Critical documentation from day 1; What every personal injury and forensic expert needs to know
The fundamental of expository, scientific writing you were never taught; common dos and don'ts

The essential craft of narrative report preparation from A-Z; style, strategy, methods, organization, and common pitfalls

Incorporating outcomes assessment and disability instruments into your reports (SCL-90-R, Oswestry, Roland-Morris,
Rivermead PCS, and more)
The application of AMA guidelines in personal injury and forensic practice
Modern guidelines and best practices (Presley Reed, Mercy, QTF, ACOEM, Croft); How they are commonly abused
and how and when to use them correctly
Critical rebuttal methods and strategies in today's modern forensic practice
Special software applications: managing data, information, graphics; saving time

"The information has been awesome. I used to get pushed around by the claims adjustors. I now get frequent phone calls
from attorneys thanking me for the quality of my documentation. All chiropractors want to work in PI, but very few know how
to do it properly. The quality of care my patients receive now, and the peace of mind I feel knowing I am doing my best for them,
has made this course well worth my time."

James R. Park, DC
Ogden, UT

Chapter 1. Intake forms

Dr. Croft reviews the various intake forms necessary in a personal injury practice.


Chapter 2. SOAP notes

This section details the essentials of clinical notation for effective and comprehensive medicolegal case management, including reasonable shortcuts and alternatives, such as computer-based systems. Clear and concise note taking is fundamental to effective clinical management and provides objective documentation in those cases which require forensic examination or reporting. Dr. Croft highlights the proven best practices.


Chapter 3. Re-examinations and supplemental reports

This section covers the questions of when to schedule exams, what kind of detail is necessary, and when and how to prepare supplemental reports.


Chapter 4. The narrative report

This is the chief subject of this Module and Dr. Croft will take you from A to Z through the process, outlining the crucial components of the comprehensive narrative (i.e., final) report while providing a detailed rationale for all of it. Preparation of this document is a critical skill that is not often taught in any detail in medical or chiropractic schools. In litigated cases, the treating physician must provide detailed technical and chronological information in a format understandable to other professionals and lay persons who rely on this information to make determinations about cause of injury, liability, the importance of pre-existing medical conditions, disability, the need for future heath care expenditures, and special damages such as pain and suffering. The physician, thus, becomes a vital link in this chain such that without an unambiguous and objective report, these determinations are often poorly grounded or even erroneous. Most physicians today are in need of guidance in report preparation and attendees benefit from Dr. Croft’s many years in clinical and forensic practice. And, while many providers dismiss the narrative report as nothing more than make-work and tedium, a well constructed report can benefit all parties involved—including the practitioner. In litigated cases, legal representatives on both sides of the issue need to understand the various medical facts of the case in order to proceed intelligently. Physicians who communicate effectively in their reports are likely to be sought after in the future to help settle other disputed cases. Dr. Croft will teach attendees how to construct the consummate narrative report. We often receive enthusiastic letters from graduates telling us how they were complimented by attorneys on the clarity and completeness of their reports.

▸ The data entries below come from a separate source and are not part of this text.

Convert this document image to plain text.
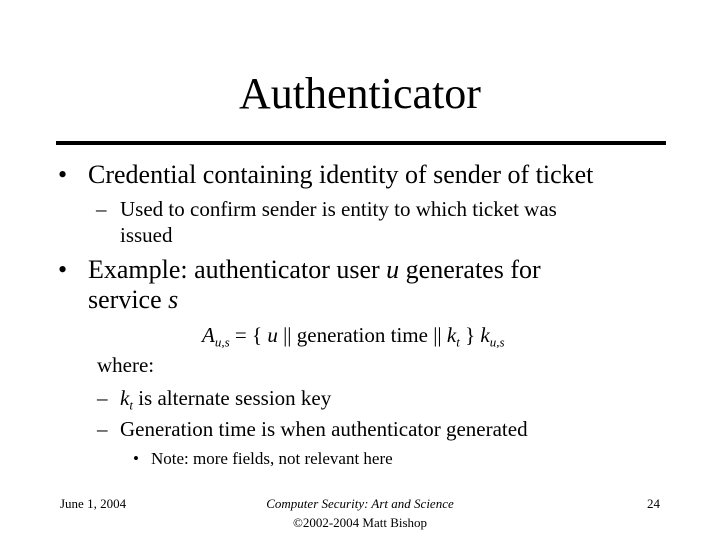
Authenticator
• Credential containing identity of sender of ticket
– Used to confirm sender is entity to which ticket was
issued
• Example: authenticator user u generates for
service s
$A_{u,s}$ = { u || generation time || $k_t$ } $k_{u,s}$
where:
– $k_t$ is alternate session key
– Generation time is when authenticator generated
• Note: more fields, not relevant here
June 1, 2004	Computer Security: Art and Science
©2002-2004 Matt Bishop
24
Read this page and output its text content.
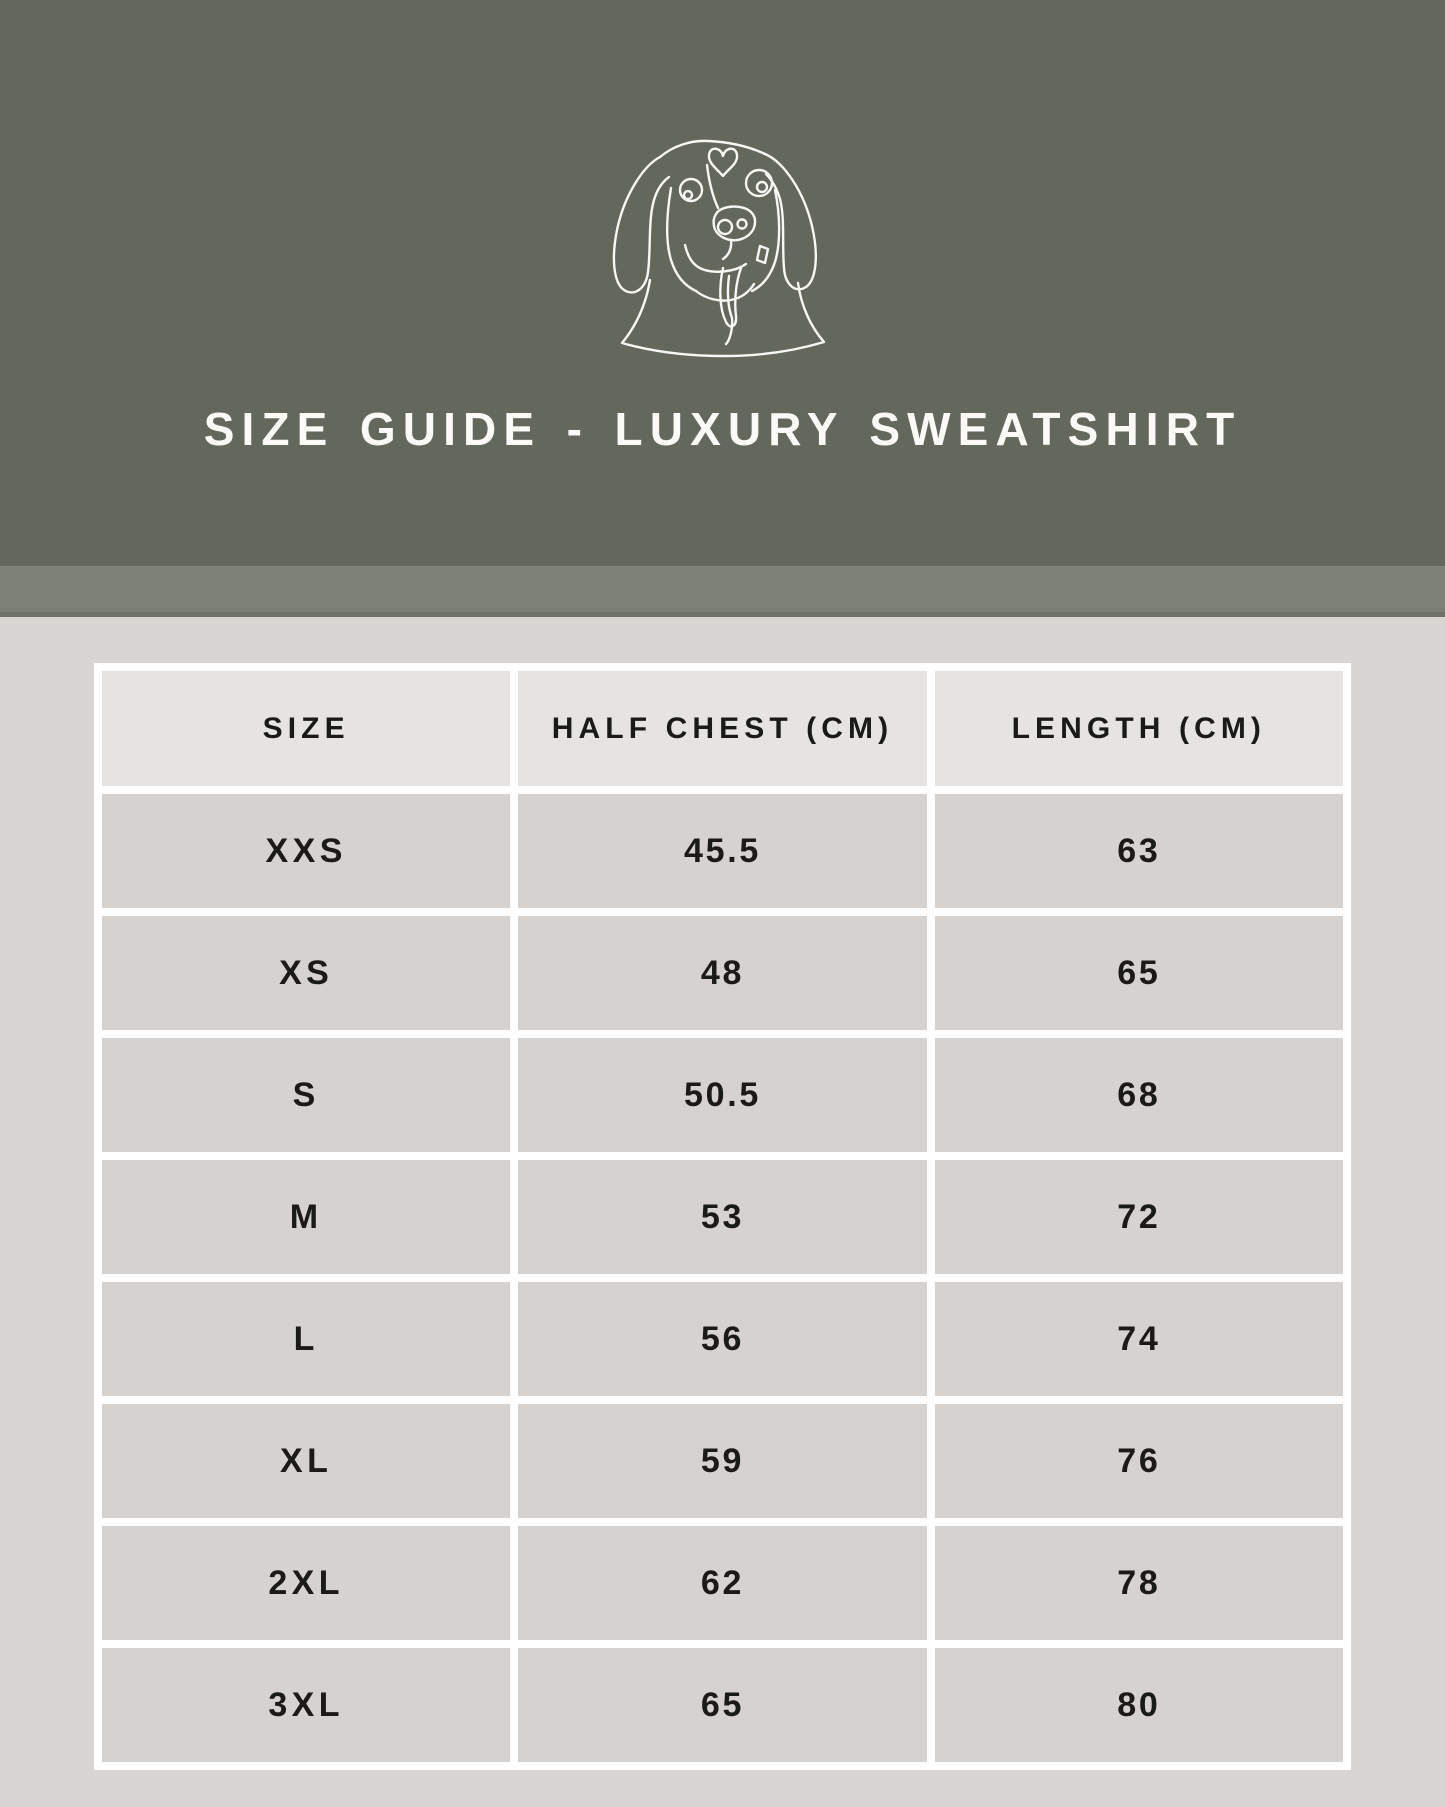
SIZE GUIDE - LUXURY SWEATSHIRT
SIZE	HALF CHEST (CM)	LENGTH (CM)
XXS	45.5	63
XS	48	65
S	50.5	68
M	53	72
L	56	74
XL	59	76
2XL	62	78
3XL	65	80
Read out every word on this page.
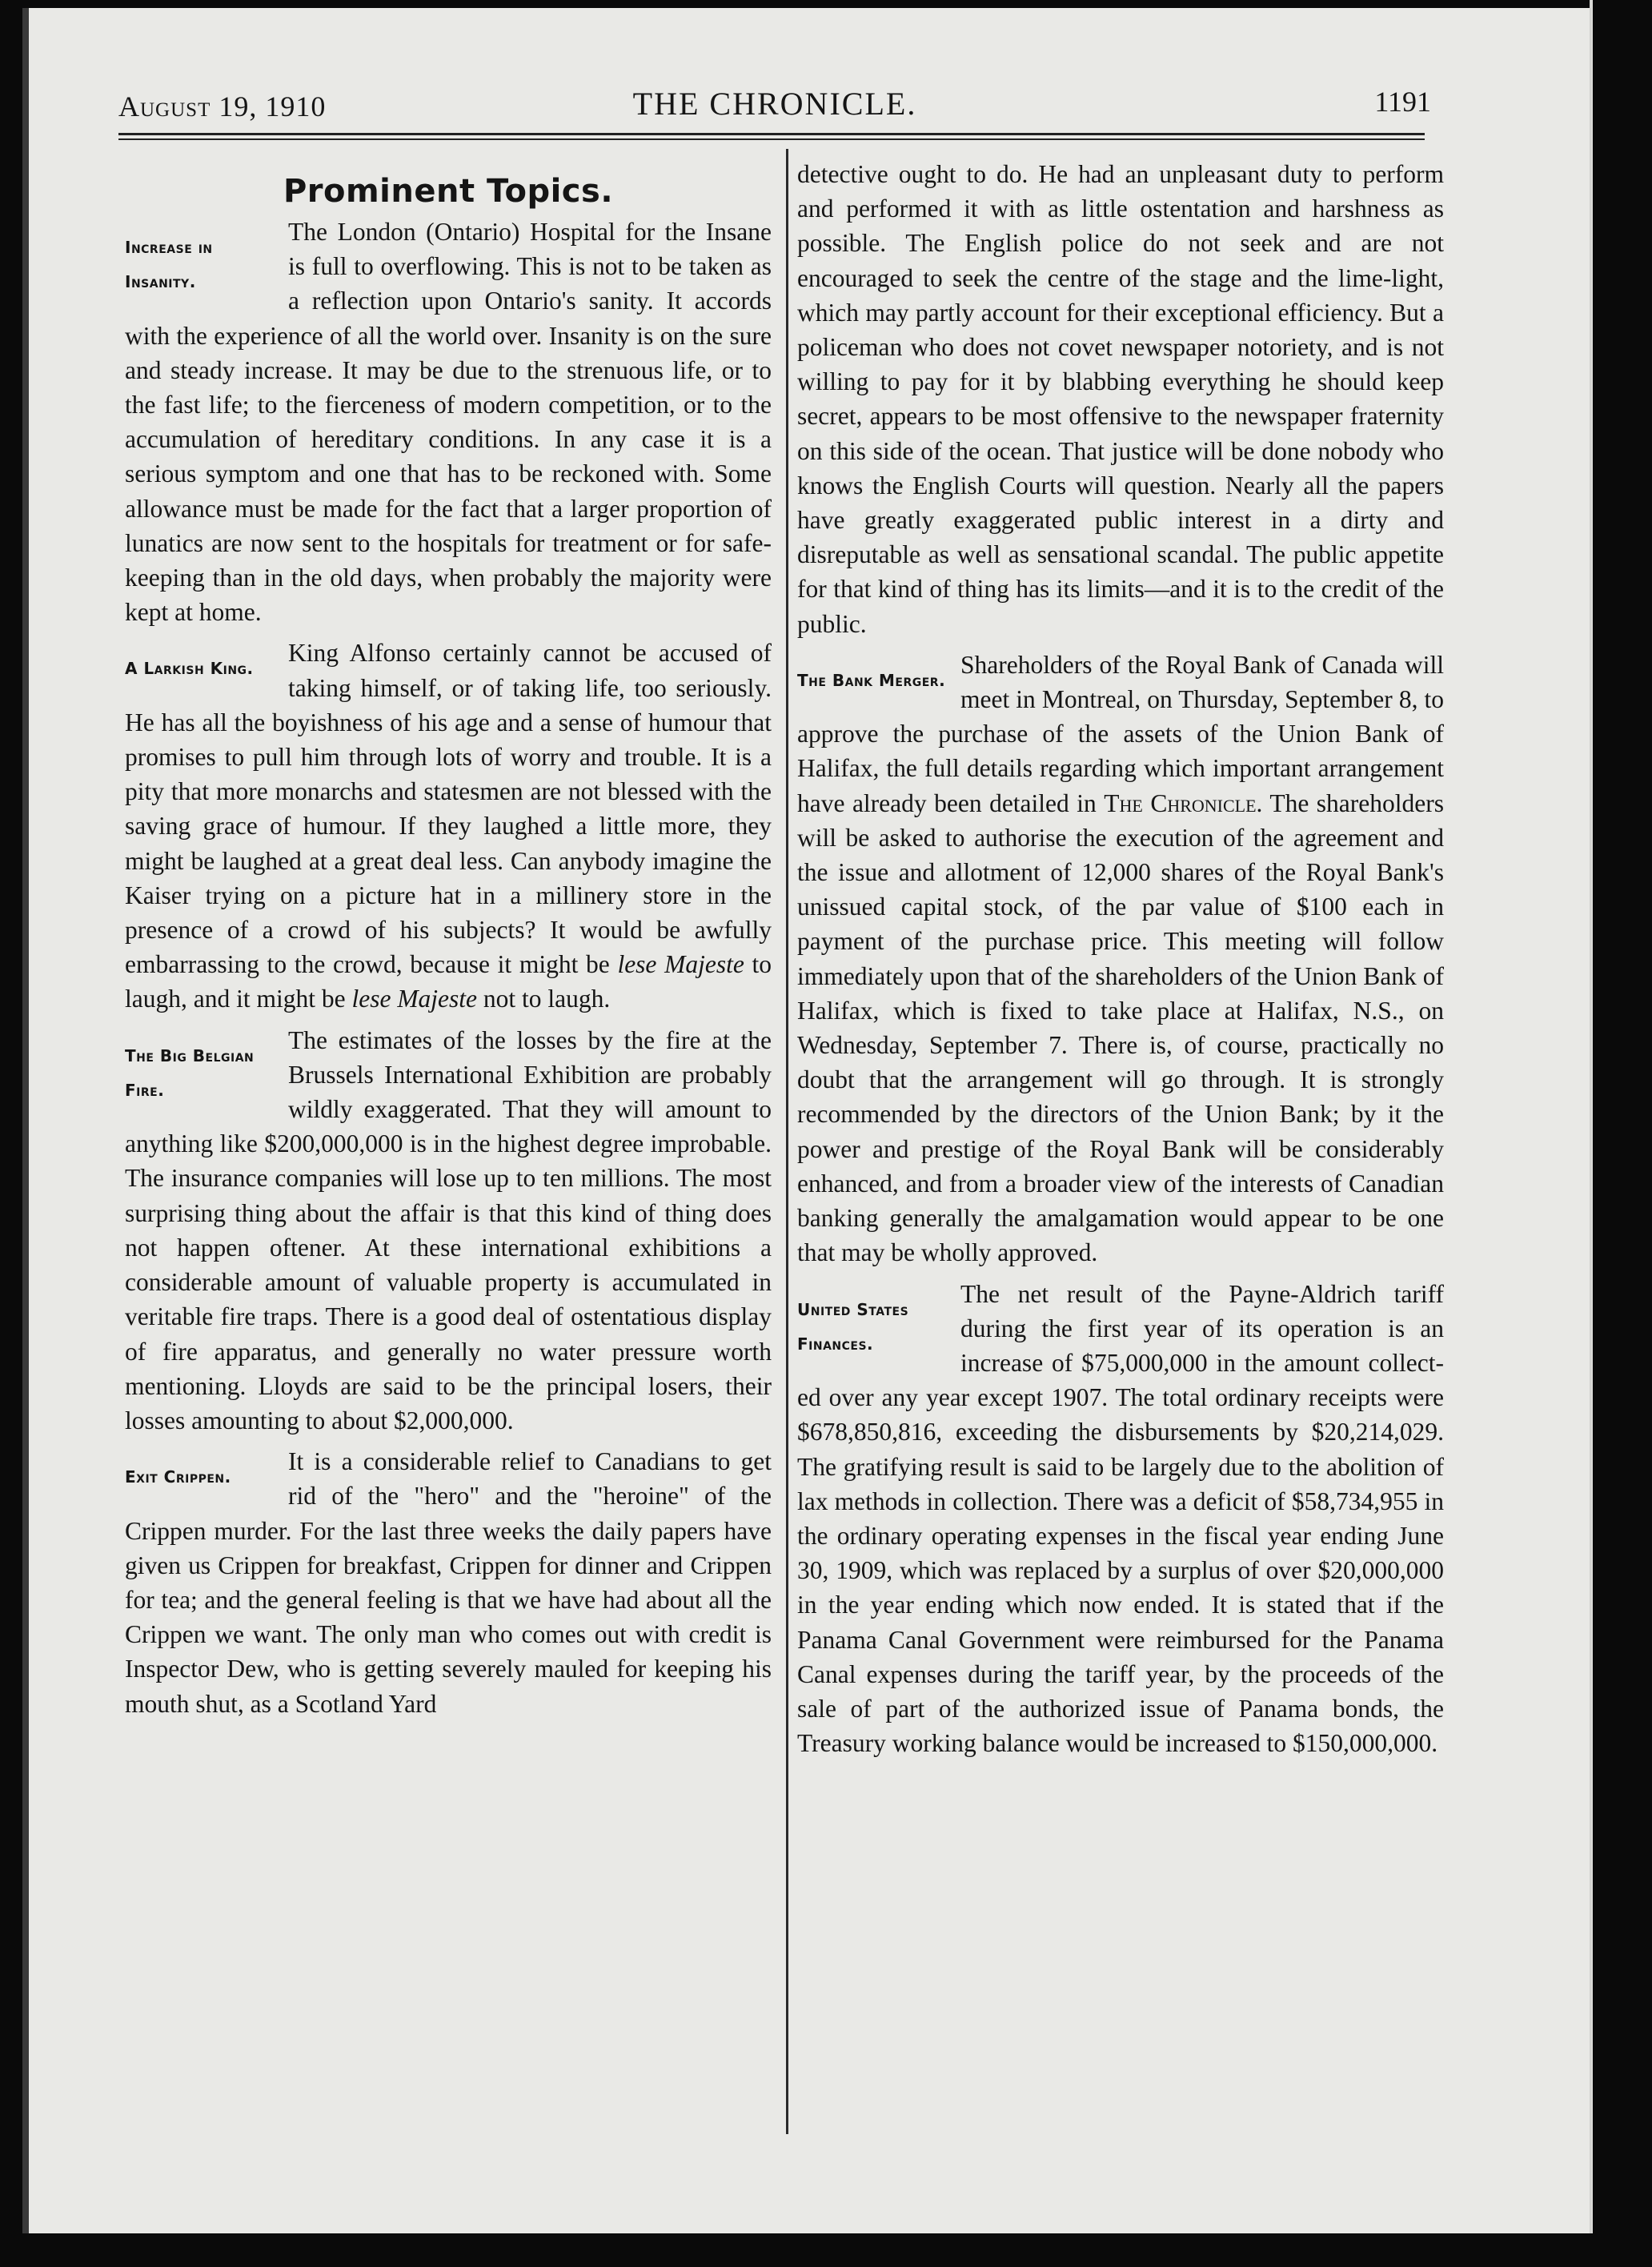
August 19, 1910	THE CHRONICLE.	1191
Prominent Topics.
Increase in
Insanity.

The London (Ontario) Hospital for the Insane is full to overflowing. This is not to be taken as a reflection upon Ontario's sanity. It accords with the experience of all the world over. Insanity is on the sure and steady increase. It may be due to the strenuous life, or to the fast life; to the fierceness of modern competition, or to the accumulation of hereditary conditions. In any case it is a serious symptom and one that has to be reckoned with. Some allowance must be made for the fact that a larger proportion of lunatics are now sent to the hospitals for treatment or for safe-keeping than in the old days, when probably the majority were kept at home.

A Larkish King.

King Alfonso certainly cannot be accused of taking himself, or of taking life, too seriously. He has all the boyishness of his age and a sense of humour that promises to pull him through lots of worry and trouble. It is a pity that more monarchs and statesmen are not blessed with the saving grace of humour. If they laughed a little more, they might be laughed at a great deal less. Can anybody imagine the Kaiser trying on a picture hat in a millinery store in the presence of a crowd of his subjects? It would be awfully embarrassing to the crowd, because it might be lese Majeste to laugh, and it might be lese Majeste not to laugh.

The Big Belgian
Fire.

The estimates of the losses by the fire at the Brussels International Exhibition are probably wildly exaggerated. That they will amount to anything like $200,000,000 is in the highest degree improbable. The insurance companies will lose up to ten millions. The most surprising thing about the affair is that this kind of thing does not happen oftener. At these international exhibitions a considerable amount of valuable property is accumulated in veritable fire traps. There is a good deal of ostentatious display of fire apparatus, and generally no water pressure worth mentioning. Lloyds are said to be the principal losers, their losses amounting to about $2,000,000.

Exit Crippen.

It is a considerable relief to Canadians to get rid of the "hero" and the "heroine" of the Crippen murder. For the last three weeks the daily papers have given us Crippen for breakfast, Crippen for dinner and Crippen for tea; and the general feeling is that we have had about all the Crippen we want. The only man who comes out with credit is Inspector Dew, who is getting severely mauled for keeping his mouth shut, as a Scotland Yard

detective ought to do. He had an unpleasant duty to perform and performed it with as little ostentation and harshness as possible. The English police do not seek and are not encouraged to seek the centre of the stage and the lime-light, which may partly account for their exceptional efficiency. But a policeman who does not covet newspaper notoriety, and is not willing to pay for it by blabbing everything he should keep secret, appears to be most offensive to the newspaper fraternity on this side of the ocean. That justice will be done nobody who knows the English Courts will question. Nearly all the papers have greatly exaggerated public interest in a dirty and disreputable as well as sensational scandal. The public appetite for that kind of thing has its limits—and it is to the credit of the public.

The Bank Merger.

Shareholders of the Royal Bank of Canada will meet in Montreal, on Thursday, September 8, to approve the purchase of the assets of the Union Bank of Halifax, the full details regarding which important arrangement have already been detailed in The Chronicle. The shareholders will be asked to authorise the execution of the agreement and the issue and allotment of 12,000 shares of the Royal Bank's unissued capital stock, of the par value of $100 each in payment of the purchase price. This meeting will follow immediately upon that of the shareholders of the Union Bank of Halifax, which is fixed to take place at Halifax, N.S., on Wednesday, September 7. There is, of course, practically no doubt that the arrangement will go through. It is strongly recommended by the directors of the Union Bank; by it the power and prestige of the Royal Bank will be considerably enhanced, and from a broader view of the interests of Canadian banking generally the amalgamation would appear to be one that may be wholly approved.

United States
Finances.

The net result of the Payne-Aldrich tariff during the first year of its operation is an increase of $75,000,000 in the amount collect- ed over any year except 1907. The total ordinary receipts were $678,850,816, exceeding the disbursements by $20,214,029. The gratifying result is said to be largely due to the abolition of lax methods in collection. There was a deficit of $58,734,955 in the ordinary operating expenses in the fiscal year ending June 30, 1909, which was replaced by a surplus of over $20,000,000 in the year ending which now ended. It is stated that if the Panama Canal Government were reimbursed for the Panama Canal expenses during the tariff year, by the proceeds of the sale of part of the authorized issue of Panama bonds, the Treasury working balance would be increased to $150,000,000.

Chapter 5. Special procedures

In this section, Dr. Croft explains how to import graphics—such as charts, diagrams, and radiographs—into your narrative report. These images greatly enhance the understanding and effectiveness of your report.


Chapter 6. Disability questionnaires

The Revised Oswestry, Roland-Morris, and Neck Disability Index are the subjects of this section. Dr. Croft will explain how to implement them, how to score them, how to interpret them, and how to integrate them in your narrative report, when appropriate.


Chapter 7. Independent medical examinations

Dr. Croft will discuss the many issues, obligations, ethics, and difficulties surrounding IMEs. He’ll provide attendees with tools to appropriately rebut unreasonable opposing expert opinions.


Chapter 8. Practice development

Each year about 3 million persons are injured in CAD and related trauma in the U.S. Many receive either no formal treatment or misguided and inadequate treatment. Consequently, between 35% and 50% of them develop long-term symptoms; about 14% will become disabled, and the incidence of these injuries is growing each year. If a larger proportion of these victims could be treated by practitioners who specialize in treating these injuries, these doleful statistics would certainly improve. For example, three recent studies have demonstrated the clear effectiveness of chiropractic care in groups of chronic spinal pain sufferers. In this final section, Dr. Croft discusses avenues of practice development with an eye toward reducing the current public health burden and reducing overall and long-term health care costs.